Targeting nanoparticles to CD40, DEC-205 or CD11c molecules on dendritic cells for efficient CD8(+) T cell response: a comparative study.

Here we demonstrated the importance of targeting antigens (Ags) to dendritic cell (DC) receptors to achieve an efficient cytotoxic T cell response which was associated with a strong activation of DC. Pegylated poly(lactic-co-glycolic acid) (PLGA) nanoparticles (NPs) were used to encapsulate ovalbumin (OVA) as a model Ag. This PLGA complex, together with Toll like receptor (TLR) 3 and 7 ligands, was then targeted to distinct DC cell-surface molecules. These cell-surface molecules, including CD40, a TNF-α family receptor, DEC-205, a C-type lectin receptor and CD11c, an integrin receptor, were targeted by means of specific monoclonal antibodies (mAbs) coupled to the NP. The efficiency of these different targeting strategies to activate DC and elicit a potent CD8(+) T cell response was studied.
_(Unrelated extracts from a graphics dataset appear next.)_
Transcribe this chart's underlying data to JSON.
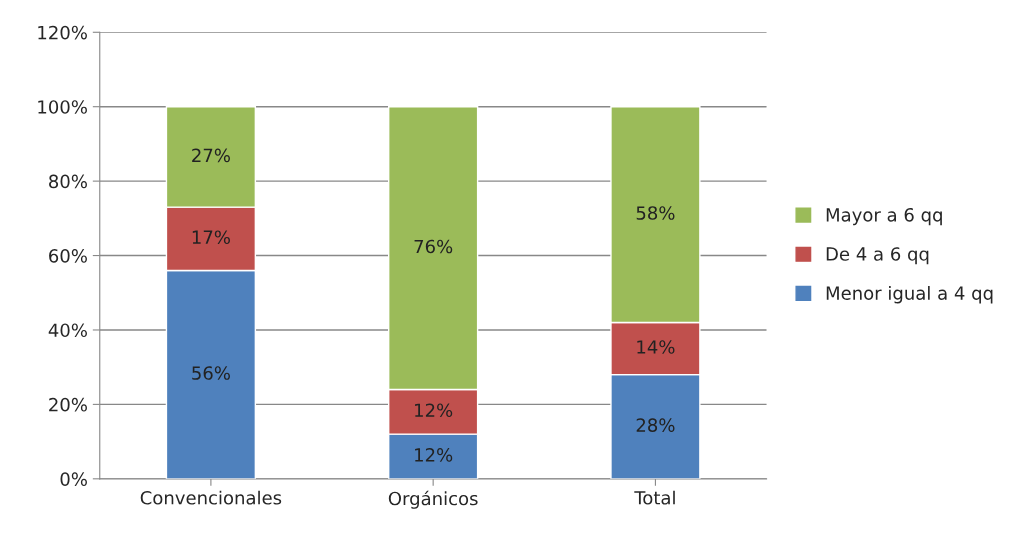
{
  "chart_data": {
    "type": "bar",
    "stacked": true,
    "categories": [
      "Convencionales",
      "Orgánicos",
      "Total"
    ],
    "series": [
      {
        "name": "Menor igual a 4 qq",
        "color": "#4f81bd",
        "values": [
          56,
          12,
          28
        ],
        "value_labels": [
          "56%",
          "12%",
          "28%"
        ]
      },
      {
        "name": "De 4 a 6 qq",
        "color": "#c0504d",
        "values": [
          17,
          12,
          14
        ],
        "value_labels": [
          "17%",
          "12%",
          "14%"
        ]
      },
      {
        "name": "Mayor a 6 qq",
        "color": "#9bbb59",
        "values": [
          27,
          76,
          58
        ],
        "value_labels": [
          "27%",
          "76%",
          "58%"
        ]
      }
    ],
    "ylim": [
      0,
      120
    ],
    "yticks": [
      {
        "value": 0,
        "label": "0%"
      },
      {
        "value": 20,
        "label": "20%"
      },
      {
        "value": 40,
        "label": "40%"
      },
      {
        "value": 60,
        "label": "60%"
      },
      {
        "value": 80,
        "label": "80%"
      },
      {
        "value": 100,
        "label": "100%"
      },
      {
        "value": 120,
        "label": "120%"
      }
    ],
    "grid": "y",
    "legend": "right"
  }
}
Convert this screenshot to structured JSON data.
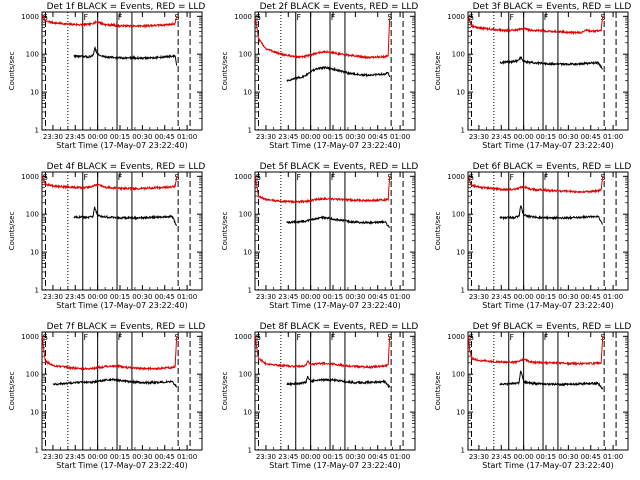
{
  "page": {
    "background": "#ffffff"
  },
  "colors": {
    "events": "#000000",
    "lld": "#e00000",
    "axes": "#000000"
  },
  "shared": {
    "ylabel": "Counts/sec",
    "xlabel": "Start Time (17-May-07 23:22:40)",
    "xticks": [
      "23:30",
      "23:45",
      "00:00",
      "00:15",
      "00:30",
      "00:45",
      "01:00"
    ],
    "yticks": [
      "1",
      "10",
      "100",
      "1000"
    ],
    "flags": {
      "left": "S",
      "mid1": "F",
      "mid2": "F",
      "right": "S"
    }
  },
  "chart_data": [
    {
      "type": "line",
      "title": "Det 1f BLACK = Events, RED = LLD",
      "xlim": [
        -7.33,
        100
      ],
      "ylim": [
        1,
        1300
      ],
      "yscale": "log",
      "data_range": [
        -7.33,
        83
      ],
      "markers": {
        "dashed": [
          -5,
          84,
          92
        ],
        "dotted": [
          10
        ],
        "solid": [
          20,
          30,
          43,
          53
        ]
      },
      "series": [
        {
          "name": "LLD",
          "color": "red",
          "x": [
            -7.2,
            -6,
            -5,
            0,
            10,
            20,
            25,
            30,
            35,
            40,
            45,
            50,
            55,
            60,
            65,
            70,
            75,
            80,
            82,
            83
          ],
          "y": [
            1000,
            900,
            750,
            680,
            620,
            600,
            620,
            720,
            600,
            590,
            560,
            560,
            550,
            560,
            570,
            580,
            600,
            620,
            650,
            1000
          ]
        },
        {
          "name": "Events",
          "color": "black",
          "x": [
            14,
            18,
            24,
            27,
            28,
            30,
            32,
            36,
            40,
            45,
            50,
            55,
            60,
            65,
            70,
            75,
            80,
            82,
            83
          ],
          "y": [
            90,
            88,
            85,
            92,
            150,
            100,
            90,
            85,
            82,
            80,
            80,
            80,
            78,
            80,
            82,
            85,
            88,
            90,
            50
          ]
        }
      ]
    },
    {
      "type": "line",
      "title": "Det 2f BLACK = Events, RED = LLD",
      "xlim": [
        -7.33,
        100
      ],
      "ylim": [
        1,
        1300
      ],
      "yscale": "log",
      "data_range": [
        -7.33,
        83
      ],
      "markers": {
        "dashed": [
          -5,
          84,
          92
        ],
        "dotted": [
          10
        ],
        "solid": [
          20,
          30,
          43,
          53
        ]
      },
      "series": [
        {
          "name": "LLD",
          "color": "red",
          "x": [
            -7.2,
            -6,
            -5,
            0,
            10,
            20,
            25,
            30,
            35,
            40,
            45,
            50,
            55,
            60,
            65,
            70,
            75,
            80,
            82,
            83
          ],
          "y": [
            900,
            500,
            250,
            140,
            100,
            85,
            85,
            95,
            110,
            115,
            110,
            100,
            95,
            90,
            85,
            82,
            85,
            85,
            95,
            900
          ]
        },
        {
          "name": "Events",
          "color": "black",
          "x": [
            14,
            18,
            24,
            27,
            30,
            35,
            40,
            45,
            50,
            55,
            60,
            65,
            70,
            75,
            80,
            82,
            83
          ],
          "y": [
            20,
            22,
            25,
            28,
            35,
            42,
            45,
            40,
            36,
            32,
            30,
            28,
            28,
            29,
            30,
            32,
            25
          ]
        }
      ]
    },
    {
      "type": "line",
      "title": "Det 3f BLACK = Events, RED = LLD",
      "xlim": [
        -7.33,
        100
      ],
      "ylim": [
        1,
        1300
      ],
      "yscale": "log",
      "data_range": [
        -7.33,
        83
      ],
      "markers": {
        "dashed": [
          -5,
          84,
          92
        ],
        "dotted": [
          10
        ],
        "solid": [
          20,
          30,
          43,
          53
        ]
      },
      "series": [
        {
          "name": "LLD",
          "color": "red",
          "x": [
            -7.2,
            -6,
            -5,
            0,
            10,
            20,
            25,
            30,
            35,
            40,
            45,
            50,
            55,
            60,
            65,
            70,
            72,
            75,
            80,
            82,
            83
          ],
          "y": [
            1000,
            700,
            550,
            500,
            450,
            420,
            430,
            480,
            430,
            420,
            410,
            400,
            390,
            380,
            370,
            380,
            450,
            400,
            410,
            420,
            1000
          ]
        },
        {
          "name": "Events",
          "color": "black",
          "x": [
            14,
            18,
            24,
            27,
            28,
            30,
            35,
            40,
            45,
            50,
            55,
            60,
            65,
            70,
            75,
            80,
            83
          ],
          "y": [
            60,
            62,
            65,
            70,
            85,
            65,
            60,
            58,
            57,
            56,
            55,
            55,
            56,
            57,
            58,
            60,
            40
          ]
        }
      ]
    },
    {
      "type": "line",
      "title": "Det 4f BLACK = Events, RED = LLD",
      "xlim": [
        -7.33,
        100
      ],
      "ylim": [
        1,
        1300
      ],
      "yscale": "log",
      "data_range": [
        -7.33,
        83
      ],
      "markers": {
        "dashed": [
          -5,
          84,
          92
        ],
        "dotted": [
          10
        ],
        "solid": [
          20,
          30,
          43,
          53
        ]
      },
      "series": [
        {
          "name": "LLD",
          "color": "red",
          "x": [
            -7.2,
            -6,
            -5,
            0,
            10,
            20,
            25,
            30,
            35,
            40,
            45,
            50,
            55,
            60,
            65,
            70,
            75,
            80,
            82,
            83
          ],
          "y": [
            1000,
            750,
            620,
            560,
            520,
            500,
            520,
            600,
            510,
            500,
            480,
            480,
            470,
            480,
            490,
            500,
            510,
            530,
            550,
            1000
          ]
        },
        {
          "name": "Events",
          "color": "black",
          "x": [
            14,
            18,
            24,
            27,
            28,
            30,
            32,
            36,
            40,
            45,
            50,
            55,
            60,
            65,
            70,
            75,
            80,
            83
          ],
          "y": [
            85,
            84,
            82,
            90,
            150,
            95,
            88,
            84,
            82,
            80,
            80,
            80,
            80,
            82,
            84,
            86,
            88,
            50
          ]
        }
      ]
    },
    {
      "type": "line",
      "title": "Det 5f BLACK = Events, RED = LLD",
      "xlim": [
        -7.33,
        100
      ],
      "ylim": [
        1,
        1300
      ],
      "yscale": "log",
      "data_range": [
        -7.33,
        83
      ],
      "markers": {
        "dashed": [
          -5,
          84,
          92
        ],
        "dotted": [
          10
        ],
        "solid": [
          20,
          30,
          43,
          53
        ]
      },
      "series": [
        {
          "name": "LLD",
          "color": "red",
          "x": [
            -7.2,
            -6,
            -5,
            0,
            10,
            20,
            25,
            30,
            35,
            40,
            45,
            50,
            55,
            60,
            65,
            70,
            75,
            80,
            82,
            83
          ],
          "y": [
            1000,
            500,
            300,
            240,
            220,
            210,
            215,
            230,
            250,
            255,
            250,
            245,
            240,
            235,
            230,
            230,
            235,
            240,
            250,
            1000
          ]
        },
        {
          "name": "Events",
          "color": "black",
          "x": [
            14,
            18,
            24,
            27,
            30,
            35,
            40,
            45,
            50,
            55,
            60,
            65,
            70,
            75,
            80,
            83
          ],
          "y": [
            60,
            62,
            64,
            66,
            70,
            80,
            82,
            75,
            70,
            65,
            62,
            60,
            60,
            61,
            62,
            45
          ]
        }
      ]
    },
    {
      "type": "line",
      "title": "Det 6f BLACK = Events, RED = LLD",
      "xlim": [
        -7.33,
        100
      ],
      "ylim": [
        1,
        1300
      ],
      "yscale": "log",
      "data_range": [
        -7.33,
        83
      ],
      "markers": {
        "dashed": [
          -5,
          84,
          92
        ],
        "dotted": [
          10
        ],
        "solid": [
          20,
          30,
          43,
          53
        ]
      },
      "series": [
        {
          "name": "LLD",
          "color": "red",
          "x": [
            -7.2,
            -6,
            -5,
            0,
            10,
            20,
            25,
            30,
            35,
            40,
            45,
            50,
            55,
            60,
            65,
            70,
            75,
            80,
            82,
            83
          ],
          "y": [
            1000,
            700,
            580,
            520,
            470,
            440,
            460,
            540,
            450,
            440,
            430,
            420,
            410,
            400,
            390,
            390,
            400,
            410,
            430,
            1000
          ]
        },
        {
          "name": "Events",
          "color": "black",
          "x": [
            14,
            18,
            24,
            27,
            28,
            30,
            35,
            40,
            45,
            50,
            55,
            60,
            65,
            70,
            75,
            80,
            83
          ],
          "y": [
            80,
            80,
            82,
            90,
            170,
            95,
            85,
            82,
            80,
            80,
            80,
            80,
            82,
            84,
            85,
            88,
            55
          ]
        }
      ]
    },
    {
      "type": "line",
      "title": "Det 7f BLACK = Events, RED = LLD",
      "xlim": [
        -7.33,
        100
      ],
      "ylim": [
        1,
        1300
      ],
      "yscale": "log",
      "data_range": [
        -7.33,
        83
      ],
      "markers": {
        "dashed": [
          -5,
          84,
          92
        ],
        "dotted": [
          10
        ],
        "solid": [
          20,
          30,
          43,
          53
        ]
      },
      "series": [
        {
          "name": "LLD",
          "color": "red",
          "x": [
            -7.2,
            -6,
            -5,
            0,
            10,
            20,
            25,
            30,
            35,
            40,
            45,
            50,
            55,
            60,
            65,
            70,
            75,
            80,
            82,
            83
          ],
          "y": [
            1000,
            400,
            220,
            170,
            150,
            140,
            140,
            150,
            160,
            165,
            160,
            150,
            145,
            140,
            140,
            140,
            145,
            150,
            160,
            1000
          ]
        },
        {
          "name": "Events",
          "color": "black",
          "x": [
            0,
            5,
            10,
            15,
            20,
            25,
            30,
            35,
            40,
            45,
            50,
            55,
            60,
            65,
            70,
            75,
            80,
            83
          ],
          "y": [
            55,
            55,
            58,
            60,
            62,
            60,
            65,
            70,
            72,
            68,
            65,
            62,
            60,
            60,
            61,
            62,
            64,
            45
          ]
        }
      ]
    },
    {
      "type": "line",
      "title": "Det 8f BLACK = Events, RED = LLD",
      "xlim": [
        -7.33,
        100
      ],
      "ylim": [
        1,
        1300
      ],
      "yscale": "log",
      "data_range": [
        -7.33,
        83
      ],
      "markers": {
        "dashed": [
          -5,
          84,
          92
        ],
        "dotted": [
          10
        ],
        "solid": [
          20,
          30,
          43,
          53
        ]
      },
      "series": [
        {
          "name": "LLD",
          "color": "red",
          "x": [
            -7.2,
            -6,
            -5,
            0,
            10,
            20,
            25,
            27,
            28,
            30,
            35,
            40,
            45,
            50,
            55,
            60,
            65,
            70,
            75,
            80,
            82,
            83
          ],
          "y": [
            1000,
            450,
            260,
            190,
            170,
            160,
            165,
            175,
            230,
            180,
            190,
            195,
            185,
            175,
            165,
            160,
            155,
            155,
            160,
            165,
            175,
            1000
          ]
        },
        {
          "name": "Events",
          "color": "black",
          "x": [
            14,
            18,
            24,
            27,
            28,
            30,
            35,
            40,
            45,
            50,
            55,
            60,
            65,
            70,
            75,
            80,
            83
          ],
          "y": [
            55,
            56,
            58,
            62,
            90,
            65,
            70,
            72,
            70,
            66,
            63,
            60,
            60,
            61,
            62,
            64,
            45
          ]
        }
      ]
    },
    {
      "type": "line",
      "title": "Det 9f BLACK = Events, RED = LLD",
      "xlim": [
        -7.33,
        100
      ],
      "ylim": [
        1,
        1300
      ],
      "yscale": "log",
      "data_range": [
        -7.33,
        83
      ],
      "markers": {
        "dashed": [
          -5,
          84,
          92
        ],
        "dotted": [
          10
        ],
        "solid": [
          20,
          30,
          43,
          53
        ]
      },
      "series": [
        {
          "name": "LLD",
          "color": "red",
          "x": [
            -7.2,
            -6,
            -5,
            0,
            10,
            20,
            25,
            30,
            35,
            40,
            45,
            50,
            55,
            60,
            65,
            70,
            75,
            80,
            82,
            83
          ],
          "y": [
            1000,
            400,
            260,
            230,
            215,
            205,
            210,
            250,
            210,
            205,
            200,
            198,
            195,
            192,
            190,
            190,
            192,
            195,
            205,
            1000
          ]
        },
        {
          "name": "Events",
          "color": "black",
          "x": [
            14,
            18,
            24,
            27,
            28,
            30,
            35,
            40,
            45,
            50,
            55,
            60,
            65,
            70,
            75,
            80,
            83
          ],
          "y": [
            55,
            55,
            57,
            60,
            130,
            62,
            58,
            56,
            55,
            55,
            54,
            54,
            55,
            56,
            57,
            58,
            40
          ]
        }
      ]
    }
  ]
}
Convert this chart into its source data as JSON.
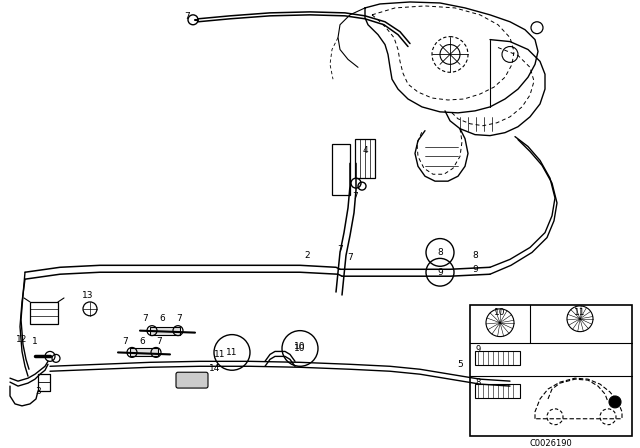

PLGA-(Ag/TLR3+7L) NP was more efficiently targeted to and internalized by DC in vitro compared to the control non-targeted NP. We observed a small but significantly improved internalization of CD40-targeted NP compared to DEC-205 or CD11c targeted NP. In contrast to non-targeted NP, all targeted NPs equally stimulated IL-12 production and expression of co-stimulatory molecules by DC, inducing strong proliferation and IFN-y production by T cells in vitro. Moreover, subcutaneous vaccination with CD40, DEC-205 and CD11c-targeted NP consistently showed higher efficacy than non-targeted NP in stimulating CD8+ T cell responses. However, all targeted NP vaccines showed an equal capacity to prime cytotoxic CD8+ T cells, which subsequently were able to induce targeted cell lysis. In conclusion, delivery of NP-vaccines to DC by targeting via cell-surface molecules leads to strong enhancement of vaccine potency and induction of T cell responses compared to non-specific delivery of NP to DC.